Abbiamo chiesto delucidazioni a Massarutto in proposito e lui ci ha risposto così: "Le F1 attuali non sono più dotate del controllo di trazione e le reazioni dell'auto sono molto repentine. È particolarmente con i rapporti più corti che la vettura fatica a scaricare a terra tutti i cavalli e che quindi risulta più instabile, specialmente in uscita di curva. Il comportamento dinamico dipende anche dall'assetto che è stato dato alla monoposto e che può essere modificato da chi gestisce i simulatori.
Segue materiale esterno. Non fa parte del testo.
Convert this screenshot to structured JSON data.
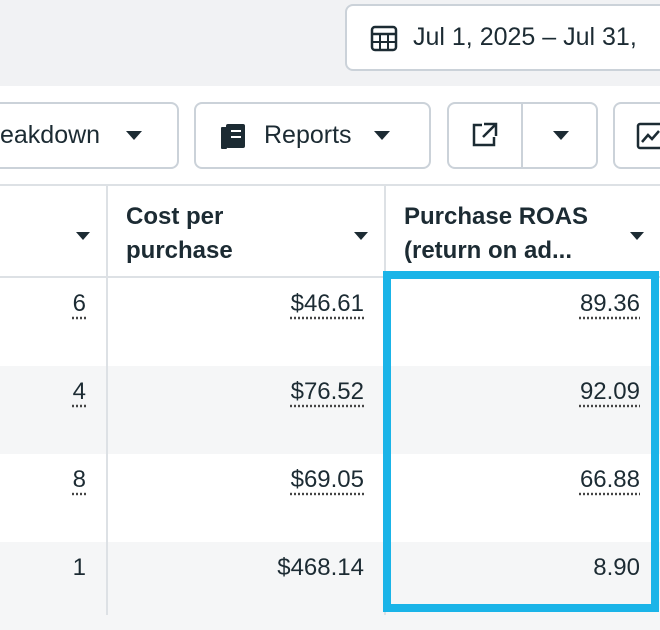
{
  "toolbar": {
    "date_range": "Jul 1, 2025 – Jul 31,",
    "breakdown": "eakdown",
    "reports": "Reports"
  },
  "table": {
    "headers": [
      "",
      "Cost per purchase",
      "Purchase ROAS (return on ad..."
    ],
    "rows": [
      [
        "6",
        "$46.61",
        "89.36"
      ],
      [
        "4",
        "$76.52",
        "92.09"
      ],
      [
        "8",
        "$69.05",
        "66.88"
      ],
      [
        "1",
        "$468.14",
        "8.90"
      ]
    ]
  }
}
Nel caso del Museo Ferrari credo si eviti un approccio semplicistico alla guida che la renda necessariamente alla portata di tutti, per offrire un'esperienza più incisiva a coloro che sono più abituati ad un approccio da videogame".

Ma al di là di questo aspetto, l'esperienza con Assetto Corsa al Museo Ferrari è estremamente immersiva e coinvolgente, consigliata a chiunque per qualche motivo si imbattesse da quelle parti. La simulazione Kunos riesce a riprodurre il comportamento dell'auto in maniera incredibilmente fedele, come d'altra parte era riuscita a fare già con Fva, in termini di gestione dell'accelerazione, di collisioni con i cordoli, di velocità e di trasferimento del peso.